To cut a long story short, the headlines are these:

As a global society, we are currently driven by consumerism.  Everything about our economy is geared up to the assumption that we want More New Things.  Walking hand in hand with consumerism is the logical extension that, if we want stuff, including more wealth, we should permit the companies and corporations which provide More Stuff, to do so pretty much willy-nilly.  This matter appears primarily a social one: in Britain, for example, the government recently collected back-taxes from Google for £130 million.  Also known as 3% of google’s profit, while the UK base-rate taxpayer pays 20% on everything.  The message is clear: giant corporations and the extraordinarily rich can get away with not paying taxes, while everyone else is still subject to the law.  This isn’t just a question of massive injustice in the way the world works, and the growing division between rich and poor – taxes are needed because sometimes we have to act as a society, not as a series of self-interested private ventures.  To reduce global CO2 emissions (and prevent Holland, New York and the Maldives from going underwater) we need to act globally.  To stop the seas from turning to acid, we need to intervene on a giant scale.  To allow our children to breathe clean air that doesn’t poison them down to the very bones, we need massive government intervention.

In America right now (and in good ol’ Blighty, let’s not kid ourselves, we suck muchly), massive government intervention seems to be the heart of a matter that is regarded as somehow evil.  As if enforcing laws to prevent the destruction of our forests is akin to Stalin deporting the kulaks; as if the creation of institutions like the NHS, one of the great levellers of society, or the legal obligation to provide a defence lawyer to even the poorest accused in the dock, is somehow retrograde to societal progress.  Governments, most of the Republican frontrunners seem to say, don’t know as much about running business – as if the world were a business – as corporations do.  Corporations make money and make stuff, and they do this well, and thus they should be given free reign while government intervention should be cut back.
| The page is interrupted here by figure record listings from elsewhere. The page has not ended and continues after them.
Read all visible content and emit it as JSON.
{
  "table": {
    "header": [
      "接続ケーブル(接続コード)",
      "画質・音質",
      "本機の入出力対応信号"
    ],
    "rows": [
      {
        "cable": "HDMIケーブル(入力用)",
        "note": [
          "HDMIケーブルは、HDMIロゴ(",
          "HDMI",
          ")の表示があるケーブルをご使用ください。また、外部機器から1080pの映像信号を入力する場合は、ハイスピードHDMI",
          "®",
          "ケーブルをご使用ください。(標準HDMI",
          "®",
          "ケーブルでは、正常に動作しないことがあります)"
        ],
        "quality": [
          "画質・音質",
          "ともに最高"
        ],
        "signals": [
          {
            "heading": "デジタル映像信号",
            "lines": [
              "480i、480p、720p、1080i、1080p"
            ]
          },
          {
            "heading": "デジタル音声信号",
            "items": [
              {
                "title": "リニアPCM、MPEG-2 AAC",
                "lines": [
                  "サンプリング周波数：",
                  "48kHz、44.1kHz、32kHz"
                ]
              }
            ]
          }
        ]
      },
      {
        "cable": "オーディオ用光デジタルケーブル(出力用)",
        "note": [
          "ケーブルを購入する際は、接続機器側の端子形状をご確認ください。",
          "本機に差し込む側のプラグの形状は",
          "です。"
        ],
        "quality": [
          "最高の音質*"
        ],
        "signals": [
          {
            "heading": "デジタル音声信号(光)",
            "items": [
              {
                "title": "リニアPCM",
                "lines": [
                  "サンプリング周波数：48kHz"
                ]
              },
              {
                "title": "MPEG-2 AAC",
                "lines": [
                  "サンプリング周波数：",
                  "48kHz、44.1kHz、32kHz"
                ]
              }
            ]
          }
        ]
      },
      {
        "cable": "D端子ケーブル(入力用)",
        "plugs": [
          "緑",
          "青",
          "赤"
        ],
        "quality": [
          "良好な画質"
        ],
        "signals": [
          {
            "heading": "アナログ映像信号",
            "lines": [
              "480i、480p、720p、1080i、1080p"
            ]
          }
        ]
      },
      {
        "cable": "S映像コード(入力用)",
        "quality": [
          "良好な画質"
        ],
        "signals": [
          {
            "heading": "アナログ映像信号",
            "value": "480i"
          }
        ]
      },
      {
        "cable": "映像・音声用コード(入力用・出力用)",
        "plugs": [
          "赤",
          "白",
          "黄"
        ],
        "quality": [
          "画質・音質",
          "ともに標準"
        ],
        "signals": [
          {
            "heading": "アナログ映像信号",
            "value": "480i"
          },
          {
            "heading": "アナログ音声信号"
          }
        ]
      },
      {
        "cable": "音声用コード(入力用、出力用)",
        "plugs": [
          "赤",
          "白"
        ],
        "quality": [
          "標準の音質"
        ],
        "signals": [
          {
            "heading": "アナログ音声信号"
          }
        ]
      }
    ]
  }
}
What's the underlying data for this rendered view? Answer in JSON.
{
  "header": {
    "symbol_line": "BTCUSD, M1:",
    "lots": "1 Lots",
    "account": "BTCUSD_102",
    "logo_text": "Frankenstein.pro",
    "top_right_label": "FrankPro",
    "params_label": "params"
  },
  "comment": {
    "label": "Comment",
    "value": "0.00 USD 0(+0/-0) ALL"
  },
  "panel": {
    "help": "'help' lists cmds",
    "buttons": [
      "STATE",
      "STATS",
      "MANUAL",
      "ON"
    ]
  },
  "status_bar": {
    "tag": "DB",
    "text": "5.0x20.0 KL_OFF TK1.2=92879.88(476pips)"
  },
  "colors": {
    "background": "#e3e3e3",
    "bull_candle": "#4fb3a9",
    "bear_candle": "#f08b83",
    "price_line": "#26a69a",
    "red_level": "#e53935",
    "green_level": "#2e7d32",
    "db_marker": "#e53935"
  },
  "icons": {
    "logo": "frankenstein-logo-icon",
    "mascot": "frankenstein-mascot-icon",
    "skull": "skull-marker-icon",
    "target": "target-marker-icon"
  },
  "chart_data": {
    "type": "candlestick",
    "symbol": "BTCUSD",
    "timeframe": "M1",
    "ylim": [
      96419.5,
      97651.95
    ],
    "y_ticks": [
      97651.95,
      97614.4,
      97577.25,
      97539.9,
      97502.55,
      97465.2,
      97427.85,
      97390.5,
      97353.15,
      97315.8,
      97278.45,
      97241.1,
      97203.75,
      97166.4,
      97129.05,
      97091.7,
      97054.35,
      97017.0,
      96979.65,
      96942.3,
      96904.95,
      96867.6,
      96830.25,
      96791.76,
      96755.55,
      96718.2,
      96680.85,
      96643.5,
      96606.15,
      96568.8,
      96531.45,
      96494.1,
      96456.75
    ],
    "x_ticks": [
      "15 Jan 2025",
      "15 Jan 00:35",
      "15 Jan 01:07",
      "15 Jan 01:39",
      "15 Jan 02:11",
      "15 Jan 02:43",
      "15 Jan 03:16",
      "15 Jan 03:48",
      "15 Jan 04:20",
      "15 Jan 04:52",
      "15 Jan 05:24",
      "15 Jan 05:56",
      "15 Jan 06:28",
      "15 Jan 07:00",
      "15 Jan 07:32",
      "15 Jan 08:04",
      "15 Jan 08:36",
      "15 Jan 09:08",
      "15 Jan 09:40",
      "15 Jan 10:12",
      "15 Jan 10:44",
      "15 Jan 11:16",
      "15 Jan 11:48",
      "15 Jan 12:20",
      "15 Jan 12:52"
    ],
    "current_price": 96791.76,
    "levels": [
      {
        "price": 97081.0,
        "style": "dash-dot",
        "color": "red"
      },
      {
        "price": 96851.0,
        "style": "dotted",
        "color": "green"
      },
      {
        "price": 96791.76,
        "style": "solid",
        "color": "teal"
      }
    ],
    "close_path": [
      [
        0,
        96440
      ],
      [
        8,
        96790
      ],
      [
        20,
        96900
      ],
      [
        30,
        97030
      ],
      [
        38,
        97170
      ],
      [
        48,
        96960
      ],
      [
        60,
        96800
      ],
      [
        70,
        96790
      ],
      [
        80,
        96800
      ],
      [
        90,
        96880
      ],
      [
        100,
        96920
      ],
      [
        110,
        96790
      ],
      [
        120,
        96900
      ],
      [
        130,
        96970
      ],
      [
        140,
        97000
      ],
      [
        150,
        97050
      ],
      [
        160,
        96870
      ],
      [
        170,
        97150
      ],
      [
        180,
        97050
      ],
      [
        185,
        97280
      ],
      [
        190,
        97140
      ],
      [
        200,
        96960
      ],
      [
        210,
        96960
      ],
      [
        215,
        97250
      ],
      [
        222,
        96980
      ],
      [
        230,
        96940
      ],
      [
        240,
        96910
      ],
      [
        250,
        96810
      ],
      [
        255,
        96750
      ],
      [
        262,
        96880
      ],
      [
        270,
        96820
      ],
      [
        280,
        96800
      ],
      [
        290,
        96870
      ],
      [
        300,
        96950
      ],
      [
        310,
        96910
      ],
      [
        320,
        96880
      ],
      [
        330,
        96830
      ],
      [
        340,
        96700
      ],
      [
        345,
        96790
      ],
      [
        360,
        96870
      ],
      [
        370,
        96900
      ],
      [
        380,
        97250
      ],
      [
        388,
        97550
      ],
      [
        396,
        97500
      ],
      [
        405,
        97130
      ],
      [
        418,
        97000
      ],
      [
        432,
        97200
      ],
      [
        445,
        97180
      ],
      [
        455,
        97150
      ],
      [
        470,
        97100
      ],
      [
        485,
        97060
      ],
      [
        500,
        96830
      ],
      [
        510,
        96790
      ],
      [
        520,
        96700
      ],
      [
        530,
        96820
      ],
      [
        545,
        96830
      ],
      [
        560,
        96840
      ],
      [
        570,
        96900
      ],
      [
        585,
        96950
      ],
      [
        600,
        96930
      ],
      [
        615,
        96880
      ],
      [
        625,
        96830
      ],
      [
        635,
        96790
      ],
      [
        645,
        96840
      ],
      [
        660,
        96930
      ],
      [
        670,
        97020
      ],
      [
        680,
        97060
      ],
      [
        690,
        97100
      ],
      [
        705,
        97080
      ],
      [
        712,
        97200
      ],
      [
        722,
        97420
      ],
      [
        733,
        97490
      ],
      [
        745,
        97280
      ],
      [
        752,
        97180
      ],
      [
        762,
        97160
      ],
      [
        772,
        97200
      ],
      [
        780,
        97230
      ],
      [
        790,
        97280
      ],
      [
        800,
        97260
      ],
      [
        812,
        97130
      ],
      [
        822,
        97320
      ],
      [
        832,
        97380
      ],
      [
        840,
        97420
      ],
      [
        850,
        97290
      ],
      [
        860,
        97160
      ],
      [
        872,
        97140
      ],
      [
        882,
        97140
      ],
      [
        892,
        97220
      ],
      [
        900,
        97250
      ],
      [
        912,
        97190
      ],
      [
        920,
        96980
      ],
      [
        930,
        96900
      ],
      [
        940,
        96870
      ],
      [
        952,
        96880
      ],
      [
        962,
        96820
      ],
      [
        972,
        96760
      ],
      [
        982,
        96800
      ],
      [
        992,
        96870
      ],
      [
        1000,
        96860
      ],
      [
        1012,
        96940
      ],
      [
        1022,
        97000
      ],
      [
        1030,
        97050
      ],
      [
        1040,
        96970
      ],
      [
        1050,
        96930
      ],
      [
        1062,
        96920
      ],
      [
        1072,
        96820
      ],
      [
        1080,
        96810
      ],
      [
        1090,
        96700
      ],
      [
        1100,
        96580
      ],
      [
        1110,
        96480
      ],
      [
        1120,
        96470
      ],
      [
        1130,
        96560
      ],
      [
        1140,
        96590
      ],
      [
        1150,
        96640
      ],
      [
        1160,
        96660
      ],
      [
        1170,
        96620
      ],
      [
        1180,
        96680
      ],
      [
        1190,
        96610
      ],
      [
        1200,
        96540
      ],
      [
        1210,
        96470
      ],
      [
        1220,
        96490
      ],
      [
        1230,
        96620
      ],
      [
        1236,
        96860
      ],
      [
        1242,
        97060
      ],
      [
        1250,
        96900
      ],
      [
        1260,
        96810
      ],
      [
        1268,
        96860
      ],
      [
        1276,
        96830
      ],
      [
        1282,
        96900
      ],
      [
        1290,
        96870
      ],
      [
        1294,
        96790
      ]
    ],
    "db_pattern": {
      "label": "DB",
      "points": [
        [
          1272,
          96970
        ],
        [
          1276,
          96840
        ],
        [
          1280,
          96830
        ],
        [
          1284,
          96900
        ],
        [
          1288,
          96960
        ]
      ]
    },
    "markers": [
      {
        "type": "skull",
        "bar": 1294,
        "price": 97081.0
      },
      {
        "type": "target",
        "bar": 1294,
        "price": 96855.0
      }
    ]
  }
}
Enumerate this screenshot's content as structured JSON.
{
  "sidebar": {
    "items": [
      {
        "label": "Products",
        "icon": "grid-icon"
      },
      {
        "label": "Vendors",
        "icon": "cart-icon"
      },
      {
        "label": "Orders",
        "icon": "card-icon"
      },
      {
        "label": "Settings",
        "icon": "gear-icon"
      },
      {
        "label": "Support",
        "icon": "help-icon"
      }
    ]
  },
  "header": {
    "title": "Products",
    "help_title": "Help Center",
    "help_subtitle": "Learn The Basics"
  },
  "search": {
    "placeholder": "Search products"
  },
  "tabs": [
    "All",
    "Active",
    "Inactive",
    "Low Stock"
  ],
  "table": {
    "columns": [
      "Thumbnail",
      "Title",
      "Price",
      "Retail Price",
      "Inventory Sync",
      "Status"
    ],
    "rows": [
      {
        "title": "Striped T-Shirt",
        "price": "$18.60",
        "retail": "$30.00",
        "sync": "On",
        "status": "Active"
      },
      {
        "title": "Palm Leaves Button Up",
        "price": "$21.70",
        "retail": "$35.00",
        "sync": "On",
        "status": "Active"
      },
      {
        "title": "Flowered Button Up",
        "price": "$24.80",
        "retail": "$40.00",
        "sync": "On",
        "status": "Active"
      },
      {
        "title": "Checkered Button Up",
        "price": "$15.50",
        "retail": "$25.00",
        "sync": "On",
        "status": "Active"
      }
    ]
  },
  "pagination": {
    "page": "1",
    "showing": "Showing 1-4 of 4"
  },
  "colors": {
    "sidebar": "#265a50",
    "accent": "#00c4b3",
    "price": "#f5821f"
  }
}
To which the answer is: if this happens, we’re probably all screwed.  You; me; everyone.  There is no part of the world which will not be touched by climate change.  California is becoming a desert.  Malarial mosquitoes spread across Europe.  Whole seas vanish in Central Asia.  Mudslides destroy whole towns where the forests were chopped down; storms grow more fierce and batter our shores; water becomes undrinkable.

To counter all of this – so Klein fluently argues – massive global change is needed, and as a society we need to reclaim not merely our political power, but also our social power in acting as societies as a whole to protect our lives, and this planet.  This sounds quite frightening, but one of the redeeming features of the book, is that it paints a reasonably optimistic picture of what life might be like if we do this.  Not merely will our children avoid a horrid life in an over-baked world, but the kinds of projects which could help protect the environment, such as civil transport, agricultural change and huge investment in the renewable energy sector, could help fuel an economy in which we measure success not by Having More Stuff Always, but by what we achieve both as individuals and as a culture as a whole, finding our happiness in something that isn’t just the endless production of more cash.

If all of this sounds like a lefty nightmare to you, then perhaps it is.  But the very basis of corporations is they exist to make money, and saving humanity from dive-bombing into the fiery furnace is an expensive task that requires the mobilisation of huge resources, and corporations simply won’t hack it.  We don’t have to accept that the world is the way it is; we do have to change the way we live, but that doesn’t have to be frightening – it could even be empowering.

The book puts all this better than I can, and as the start of this blog was ‘in praise of’ then let me simply say….

… the world’s in trouble.  The first step to fixing these things is facing up to that, learning, thinking and making a choice.  You could do a lot worse than start by reading a good book.